When it comes to comorbids I have many. I have fibromyalgia, depression, suicidal thoughts and actions, allodynia (which can be extremely painful), asthma and I believe thought not in this article Hypothyroidism is a comorbid and I have that one as well. Under CVD is our white matter brain lesions, and I have those as well. That would be these:
Sub-clinical vascular brain lesions
Sub-clinical cerebral lesions, especially in the posterior circulation or white matter, were reported to be more frequent in patients with migraine (especially migraine with aura) in a case-controlled MRI study (CAMERA) (Kruit et al., 2004). The same group also demonstrated that most (88%) infratentorial infarct-like lesions had a vascular border zone location in the cerebellum and, further, that a combination of hypoperfusion (possibly migraine attack-related) and embolism is the most likely mechanism for posterior circulation infarction in migraine (Kruit et al., 2005). Recently, MRI was performed in participants of the AGES-Reykjavik Study, more than 26 years after the initial headache diagnosis. Women, but not men, with migraine with aura in midlife were associated with increased cerebellar infarct-like lesions in late life (Scher et al., 2009).
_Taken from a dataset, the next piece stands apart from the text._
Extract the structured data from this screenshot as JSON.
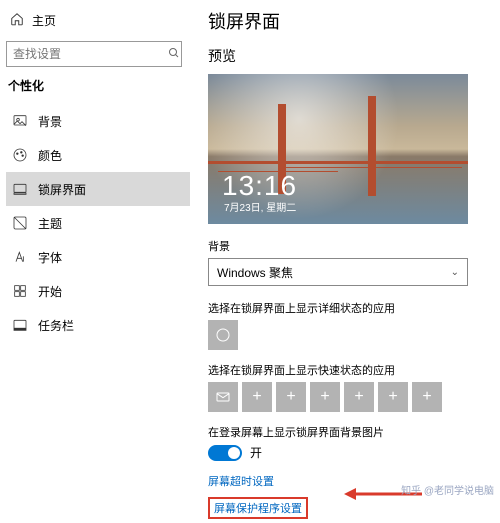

So there is a long list of comorbids under each group I listed on my graphic. And other miscellaneous ones like asthma and even narcolepsy. I have 7 of them so that should show how easily it is to get these comobids once you have one. Although FM came first for me. Nevertheless you end up with a cluster of conditions all working against each other than need to be treated. Like FM making the migraines worse, and migraines making the FM worse. And then the hypothyroid needing to be treated well but it mimics some symptoms of the FM so hard to know if you are getting the right amount of meds. Then asthma springs up from god knows where. So there is another med, which by the way may trigger a migraine when you take that.
The picture becomes complicated. The pain becomes very complicated.